Cathy Young is a contributing editor to Reason magazine.
The contentious debate about the nuclear deal with Iran has turned into a troubling controversy over the loyalties of American Jews and coded anti-Semitism.
Republican presidential candidate Ben Carson has accused President Barack Obama of being anti-Semitic in his dismissal of Israel's concerns about the agreement. Sen. Chuck Schumer (D-N.Y.), who intends to vote against it, has faced a backlash that includes attacks on his Jewish heritage. Conservatives have accused the White House and its supporters of using bigoted innuendo to portray the deal's opponents as a Jewish cabal -- while liberals have accused conservatives of playing the anti-Semitism card to silence debate.
Carson's claim that Obama is knowingly sacrificing Israel's safety rather than disagreeing with the Israeli leadership's view of the security risks seems a stretch. But a far more specific claim of anti-Semitic "dog whistles," backed by the Jewish online magazine Tablet, stems from a speech Obama gave last month. In it, he asserted that arguments against the deal are "backed by tens of millions of dollars" and come from "many of the same people who argued for the war in Iraq."
Some, including Tablet's own contributors Matt Duss and Todd Gitlin, believe it's paranoid to see this as a veiled reference to Jews. Yet Jewish wealth used for nefarious purposes is a sadly familiar trope, and the notion that Jews got America to fight "Israel's war" in Iraq is an equally familiar theme -- both on the anti-Israel far left and on the racist far right.
Obama defenders say there's no reason to believe the president shares this notion. Others, such as Tablet's Lee Smith, note that none of the leading proponents of the war in Iraq -- Dick Cheney, Condoleezza Rice, Donald Rumsfeld -- are vocally opposing the Iran deal. (Conversely, the Israeli government was not exactly cheerleading for the Iraq invasion.) The main overlap is among hawkish American pundits -- often dubbed "neocons" -- many of whom are, in fact, Jewish.

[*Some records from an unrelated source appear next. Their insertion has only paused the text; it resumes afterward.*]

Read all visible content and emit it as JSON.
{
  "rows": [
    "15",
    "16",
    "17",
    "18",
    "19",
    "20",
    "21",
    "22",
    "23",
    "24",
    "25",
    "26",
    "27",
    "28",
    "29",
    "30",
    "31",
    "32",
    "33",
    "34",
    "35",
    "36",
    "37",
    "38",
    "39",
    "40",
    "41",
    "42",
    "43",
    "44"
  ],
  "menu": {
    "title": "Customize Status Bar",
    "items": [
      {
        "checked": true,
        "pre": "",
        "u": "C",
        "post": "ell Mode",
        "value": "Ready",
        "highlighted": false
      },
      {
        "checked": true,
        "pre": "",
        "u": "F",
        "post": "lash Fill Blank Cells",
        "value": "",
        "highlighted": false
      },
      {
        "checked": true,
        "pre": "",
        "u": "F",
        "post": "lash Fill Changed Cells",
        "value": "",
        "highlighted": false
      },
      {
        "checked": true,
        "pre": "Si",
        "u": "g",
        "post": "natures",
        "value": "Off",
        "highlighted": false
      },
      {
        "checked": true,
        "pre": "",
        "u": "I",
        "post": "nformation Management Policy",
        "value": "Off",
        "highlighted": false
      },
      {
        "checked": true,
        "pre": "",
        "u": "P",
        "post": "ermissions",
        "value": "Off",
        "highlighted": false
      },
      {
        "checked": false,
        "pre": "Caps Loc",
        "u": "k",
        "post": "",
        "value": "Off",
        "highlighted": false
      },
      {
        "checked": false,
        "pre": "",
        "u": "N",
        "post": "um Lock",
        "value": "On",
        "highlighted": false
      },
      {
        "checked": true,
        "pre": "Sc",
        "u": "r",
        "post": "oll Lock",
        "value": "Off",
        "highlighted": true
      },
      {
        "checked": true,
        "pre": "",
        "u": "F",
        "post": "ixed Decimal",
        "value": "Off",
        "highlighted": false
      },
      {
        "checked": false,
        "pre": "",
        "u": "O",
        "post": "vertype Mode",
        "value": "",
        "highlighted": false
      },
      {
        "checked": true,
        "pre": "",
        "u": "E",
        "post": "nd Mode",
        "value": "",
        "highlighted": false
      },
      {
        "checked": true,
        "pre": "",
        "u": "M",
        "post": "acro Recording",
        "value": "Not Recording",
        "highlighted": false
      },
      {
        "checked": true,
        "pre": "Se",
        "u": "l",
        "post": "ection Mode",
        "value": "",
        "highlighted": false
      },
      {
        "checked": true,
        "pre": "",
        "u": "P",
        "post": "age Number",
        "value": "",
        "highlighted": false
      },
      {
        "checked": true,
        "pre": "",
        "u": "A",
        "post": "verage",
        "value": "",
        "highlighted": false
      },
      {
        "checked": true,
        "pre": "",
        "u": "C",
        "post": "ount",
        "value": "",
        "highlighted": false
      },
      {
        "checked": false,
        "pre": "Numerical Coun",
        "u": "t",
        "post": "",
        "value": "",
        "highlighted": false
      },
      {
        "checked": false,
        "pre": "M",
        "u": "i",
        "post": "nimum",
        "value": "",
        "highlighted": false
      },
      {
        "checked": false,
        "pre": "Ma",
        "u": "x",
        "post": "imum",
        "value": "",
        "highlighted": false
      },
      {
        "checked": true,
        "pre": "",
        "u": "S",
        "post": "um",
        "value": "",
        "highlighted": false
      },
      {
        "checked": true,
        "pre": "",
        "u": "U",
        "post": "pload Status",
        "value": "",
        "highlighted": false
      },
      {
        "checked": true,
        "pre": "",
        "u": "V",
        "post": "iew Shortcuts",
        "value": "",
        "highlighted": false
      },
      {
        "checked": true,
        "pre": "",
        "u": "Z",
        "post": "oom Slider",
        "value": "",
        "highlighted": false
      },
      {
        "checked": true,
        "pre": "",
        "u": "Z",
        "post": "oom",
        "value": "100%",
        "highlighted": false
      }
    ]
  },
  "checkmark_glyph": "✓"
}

Was Obama playing to this ugly sentiment? None of us are mind-readers; it is worth noting that in the same speech, he mentioned concern for the security of Israel, our ally, as a legitimate (if, in his view, misguided) reason to oppose the Iran agreement.
In a way, this debate is an ironic reversal of the usual polemics on racial issues, in which liberals often accuse the right of using code words while conservatives often accuse the left of playing the race card. In both cases, finding the middle ground between speech-stifling hypervigilance and tolerance of toxic rhetoric is no easy task.
The merits of the Iran deal, and its potential drawbacks both for Israel's security and for that of the West, are a separate and complex question. (Skeptics include not only Israel, whose criticism Obama has singled out, but Saudi Arabia and exiled Iranian dissidents.) What's not in dispute is that the West is witnessing a disturbing surge in anti-Semitism barely cloaked in opposition to Israeli policies. American Jewish reggae star Matisyahu has just been dropped from a Spanish music festival because of pressure from anti-Israel groups.
Unfortunately, it is also a fact that some zealous supporters of the Iran deal are openly echoing this bigotry. The #DumpSchumer Twitter hashtag is a cesspool of anti-Jewish venom. A cartoon on the left-wing site The Daily Kos cartoon shows the senator as Woodchuck Schumer standing next to an Israeli flag and labels him a traitor.
The president should speak out clearly that such hateful language has no place in our discourse. It would go a long way toward clearing the air.
Cathy Young is a regular contributor to Reason magazine and Real Clear Politics.